The Situation in the U.S. Senate

Republicans +6
GOP 51, Democrats 47, Independents 2

While I have no ratings changes this week, I am looking closely at the situation in Kansas, where the early lead for independent candidate Greg Orman over Republican Senator Pat Roberts appears to have largely evaporated. If this trend continues, Roberts is likely to hold on.

Also, I am closely watching both Iowa and Colorado. In Iowa, embattled Democratic candidate Bruce Braley appears to be making a move in the polling against his Republican opponent, Joni Ernst. In Colorado, Republican challenger Cory Gardner continues to maintain and grow his small polling lead against incumbent Democratic Senator Mark Udall, but I am keeping this race at “Leans Democratic” due to the recent history of Democrats significantly outperforming their polling in Colorado. If the trend continues and Gardner increases his average lead to more than 3 or 4 points, it is going to be difficult not to reconsider.
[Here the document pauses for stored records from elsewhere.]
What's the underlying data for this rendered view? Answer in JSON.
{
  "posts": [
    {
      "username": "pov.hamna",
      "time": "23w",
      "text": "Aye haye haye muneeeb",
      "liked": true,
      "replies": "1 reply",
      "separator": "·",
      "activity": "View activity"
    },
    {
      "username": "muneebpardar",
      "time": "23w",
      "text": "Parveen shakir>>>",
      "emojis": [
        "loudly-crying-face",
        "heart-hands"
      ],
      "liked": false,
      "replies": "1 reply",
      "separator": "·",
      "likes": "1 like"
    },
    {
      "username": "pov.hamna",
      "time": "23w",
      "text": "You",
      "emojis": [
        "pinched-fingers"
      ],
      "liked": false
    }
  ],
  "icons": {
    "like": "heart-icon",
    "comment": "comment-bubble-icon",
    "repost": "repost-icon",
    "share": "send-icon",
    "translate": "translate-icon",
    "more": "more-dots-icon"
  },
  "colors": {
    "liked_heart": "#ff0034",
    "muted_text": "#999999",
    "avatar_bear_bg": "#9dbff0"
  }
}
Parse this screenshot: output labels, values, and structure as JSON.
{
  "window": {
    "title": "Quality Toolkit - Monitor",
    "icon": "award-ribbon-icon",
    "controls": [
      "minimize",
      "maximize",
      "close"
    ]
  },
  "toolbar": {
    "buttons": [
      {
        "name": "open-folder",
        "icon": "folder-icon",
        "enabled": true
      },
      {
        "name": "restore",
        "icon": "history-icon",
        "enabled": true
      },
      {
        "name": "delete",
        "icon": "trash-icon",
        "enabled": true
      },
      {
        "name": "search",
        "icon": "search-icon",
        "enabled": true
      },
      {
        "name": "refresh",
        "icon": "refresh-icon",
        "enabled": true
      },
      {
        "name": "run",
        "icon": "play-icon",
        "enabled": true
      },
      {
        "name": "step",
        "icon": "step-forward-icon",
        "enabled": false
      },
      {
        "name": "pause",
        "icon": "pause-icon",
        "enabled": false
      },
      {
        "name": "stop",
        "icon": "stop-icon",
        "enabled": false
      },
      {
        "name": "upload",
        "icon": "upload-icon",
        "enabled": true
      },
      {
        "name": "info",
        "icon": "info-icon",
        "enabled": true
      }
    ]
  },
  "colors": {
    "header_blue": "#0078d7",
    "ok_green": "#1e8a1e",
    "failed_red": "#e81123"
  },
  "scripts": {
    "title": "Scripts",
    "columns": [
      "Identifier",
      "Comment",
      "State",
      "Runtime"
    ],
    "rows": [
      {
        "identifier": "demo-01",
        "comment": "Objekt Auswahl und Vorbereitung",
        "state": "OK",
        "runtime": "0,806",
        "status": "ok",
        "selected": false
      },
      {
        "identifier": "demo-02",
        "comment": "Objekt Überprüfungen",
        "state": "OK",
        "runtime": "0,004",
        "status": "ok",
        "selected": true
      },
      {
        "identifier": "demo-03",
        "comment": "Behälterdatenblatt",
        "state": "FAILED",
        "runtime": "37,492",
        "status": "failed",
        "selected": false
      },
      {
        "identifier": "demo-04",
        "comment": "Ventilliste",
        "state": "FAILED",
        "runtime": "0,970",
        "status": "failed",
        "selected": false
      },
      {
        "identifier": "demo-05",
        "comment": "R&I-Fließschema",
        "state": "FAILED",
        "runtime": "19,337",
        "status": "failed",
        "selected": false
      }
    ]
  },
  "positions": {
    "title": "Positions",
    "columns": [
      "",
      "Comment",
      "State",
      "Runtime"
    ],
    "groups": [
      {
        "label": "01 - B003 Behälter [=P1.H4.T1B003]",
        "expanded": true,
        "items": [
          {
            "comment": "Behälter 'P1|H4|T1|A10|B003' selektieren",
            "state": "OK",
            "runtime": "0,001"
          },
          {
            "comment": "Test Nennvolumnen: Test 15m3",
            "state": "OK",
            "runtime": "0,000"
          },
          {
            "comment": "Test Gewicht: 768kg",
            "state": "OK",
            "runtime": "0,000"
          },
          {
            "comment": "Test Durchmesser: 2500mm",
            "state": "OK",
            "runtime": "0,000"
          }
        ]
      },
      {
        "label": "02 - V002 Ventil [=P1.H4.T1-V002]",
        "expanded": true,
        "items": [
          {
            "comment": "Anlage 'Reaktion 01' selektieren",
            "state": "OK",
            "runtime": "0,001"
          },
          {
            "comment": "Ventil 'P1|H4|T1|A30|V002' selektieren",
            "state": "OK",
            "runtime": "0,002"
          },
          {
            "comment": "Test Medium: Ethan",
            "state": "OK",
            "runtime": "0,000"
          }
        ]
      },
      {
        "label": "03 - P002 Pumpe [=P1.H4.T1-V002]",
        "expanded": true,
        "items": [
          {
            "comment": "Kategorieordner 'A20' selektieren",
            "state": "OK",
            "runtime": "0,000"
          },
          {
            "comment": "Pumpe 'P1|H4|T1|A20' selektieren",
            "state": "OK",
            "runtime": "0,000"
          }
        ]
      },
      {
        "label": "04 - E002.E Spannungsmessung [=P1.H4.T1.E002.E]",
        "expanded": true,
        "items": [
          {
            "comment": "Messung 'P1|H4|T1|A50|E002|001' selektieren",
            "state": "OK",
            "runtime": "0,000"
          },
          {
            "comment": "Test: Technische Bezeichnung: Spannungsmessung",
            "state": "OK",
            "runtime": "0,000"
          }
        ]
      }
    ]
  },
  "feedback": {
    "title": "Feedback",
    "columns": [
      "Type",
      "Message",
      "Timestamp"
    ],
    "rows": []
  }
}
And South Dakota remains interesting due to the continuing failure of Republican candidate Mike Rounds to put the race away. A Republican poll out last week had him leading his Democratic opponent, Rick Weiland, by only 4 points. When a Republican poll shows a Democrat surging, it is worth taking notice.

In Georgia, Democrat Michelle Nunn continues to surge against Republican David Perdue, even taking a 1-point lead in one poll last week. However, given the presence of a third-party candidate in the race, the likelihood that Nunn will get more than 50 percent is low, and if the race does go to a runoff, the Republicans are likely to have the advantage.

At this point, all other Senate races look stable.

The Situation in the Statehouses

Democrats +3/Republicans -4
Republicans 25, Democrats 24, Independents 1

While I have only one ratings change this week, I am closely watching the tightening races in Kansas, Massachusetts and Wisconsin. These three are very tight and appear very hard to call right now.

Arkansas: Leans Republican to Likely Republican

In Arkansas, Republican Asa Hutchinson is widening his lead against Democrat Mike Ross. His average lead is now six points, so it appears very unlikely at this point that Ross will prevail.